EfficientDet For PyTorch

EfficientDet For PyTorch

Logo for EfficientDet For PyTorch
A convolution-based neural network for the task of object detection
Latest Version
April 4, 2023
Compressed Size
449.48 KB

EfficientDet is a convolution-based neural network for the task of object detection. This model is based on EfficientDet: Scalable and Efficient Object Detection. NVIDIA's implementation of EfficientDet PyTorch is an optimized version of TensorFlow Model Garden implementation, leveraging mixed precision arithmetic on NVIDIA Volta, NVIDIA Turing, and the NVIDIA Ampere GPU architectures for faster training times while maintaining target accuracy.

The repository also contains scripts to launch training, benchmarking, and inference routines in a Docker container interactively.

The major differences between the official implementation of the paper and our version of EfficientDet are as follows:

  • Mixed precision support with PyTorch AMP.
  • Multi-node training support.
  • Custom fused CUDA kernels for faster computations.
  • Lightweight logging using dllogger
  • PyTorch multi-tensor ops for faster computation.

These techniques/optimizations improve model performance and reduce training time by a factor of 1.3x, allowing you to perform more efficient object detection with no additional effort.

Other publicly available implementations of EfficientDet include:

Model architecture

EfficientDet is a one-stage detector with the following architecture components:

  • ImageNet-pretrained EfficientNet backbone
  • Weighted bi-directional feature pyramid network (BiFPN)
  • Bounding and classification box head
  • A compound scaling method that uniformly scales the resolution, depth, and width for all backbone, feature network, and box/class prediction networks at the same time

Default Configuration

The default configuration of this model can be found at train.py. The default hyper-parameters are as follows:

  • General:

    • Base Global Learning Rate set to 0.01
    • Epochs set to 300
    • Local train batch size - 32
    • Local test batch size - 32
  • Backbone:

    • Backend network set to EfficientNet-B0

This repository implements multi-gpu to support larger batches and mixed precision support.
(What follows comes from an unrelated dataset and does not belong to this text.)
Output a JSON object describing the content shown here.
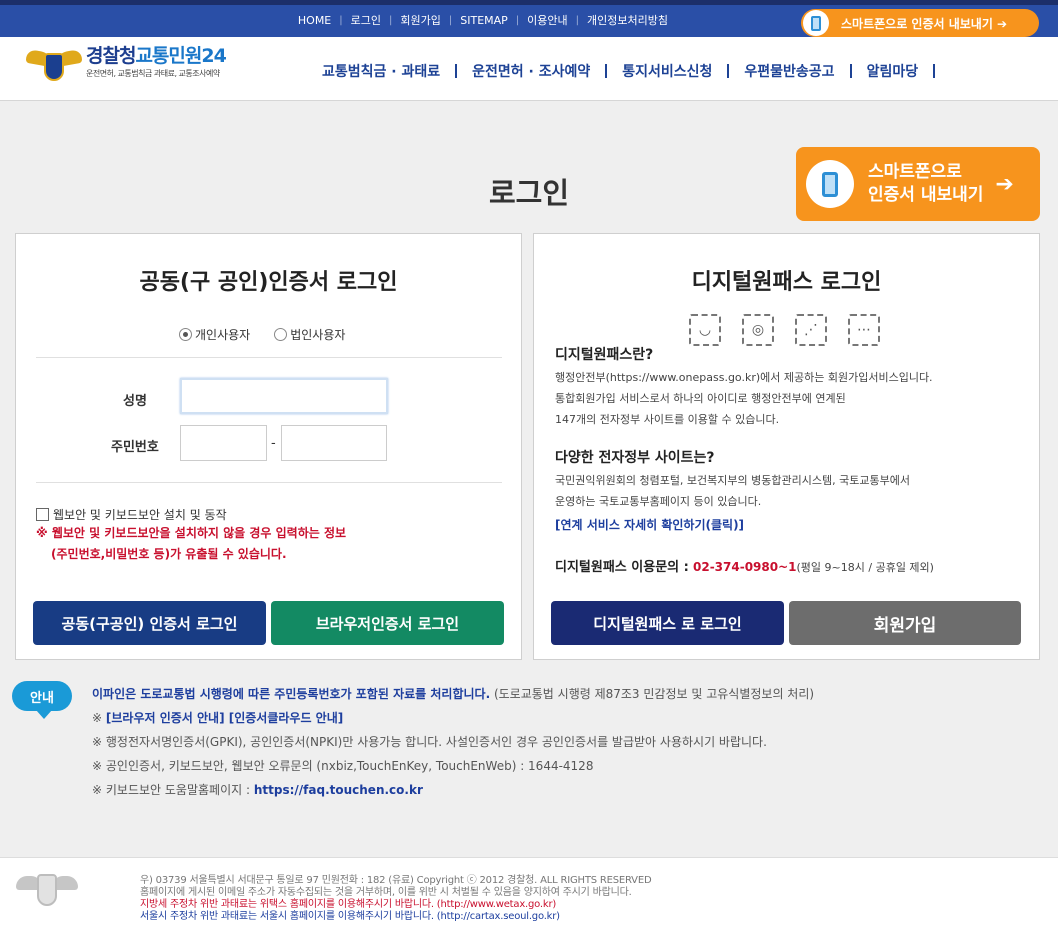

This implementation also includes the following optimizations.

  • Custom CUDA kernels for Focal Loss and NMS.

  • Custom optimized implementation of EMA.

    The source files can be found under effdet/csrc.

Feature support matrix

The model supports the following features.

Feature EfficientDet
PyTorch native AMP Yes
PyTorch native DDP Yes
Custom Fused CUDA kernels Yes


PyTorch native AMP is part of PyTorch, which provides convenience methods for mixed precision.

DDP stands for DistributedDataParallel and is used for multi-GPU training.

Mixed precision training

Mixed precision is the combined use of different numerical precisions in a computational method. Mixed precision training offers significant computational speedup by performing operations in half-precision format while storing minimal information in single-precision to retain as much information as possible in critical parts of the network. Since the introduction of tensor cores in NVIDIA Volta, and following with both the NVIDIA Turing and NVIDIA Ampere Architectures, significant training speedups are observed by switching to mixed precision—up to 3x overall speedup on the most arithmetically intense model architectures. Using mixed precision training requires two steps:

  1. Porting the model to use the FP16 data type where appropriate.

  2. Adding loss scaling to preserve small gradient values.

For information about:

NVIDIA Apex tools for mixed precision training, refer to the NVIDIA Apex: Tools for Easy Mixed-Precision Training in PyTorch.

Enabling mixed precision

In this repository, mixed precision training is enabled by the PyTorch native AMP library. PyTorch has an automatic mixed precision module that allows mixed precision to be enabled with minimal code changes.

Automatic mixed precision can be enabled with the following code changes:

  # Create gradient scaler
  scaler = torch.cuda.amp.GradScaler(enabled=args.amp)
  # Wrap the forward pass and loss in torch.cuda.amp.autocast
  with torch.cuda.amp.autocast(enabled=args.amp):
    output = model(input, target)
    loss = output['loss']

Where args.amp is the flag to turn on or off AMP. Shell scripts all have a positional argument --amp available to enable mixed precision training.

Enabling TF32

TensorFloat-32 (TF32) is the new math mode in NVIDIA A100 GPUs for handling the matrix math, also called tensor operations. TF32 running on Tensor Cores in A100 GPUs can provide up to 10x speedups compared to single-precision floating-point math (FP32) on NVIDIA Volta GPUs.

TF32 Tensor Cores can speed up networks using FP32, typically with no loss of accuracy. It is more robust than FP16 for models that require a high dynamic range for weights or activations.

For more information, refer to the TensorFloat-32 in the A100 GPU Accelerates AI Training, HPC up to 20x blog post.

TF32 is supported in the NVIDIA Ampere GPU architecture and is enabled by default.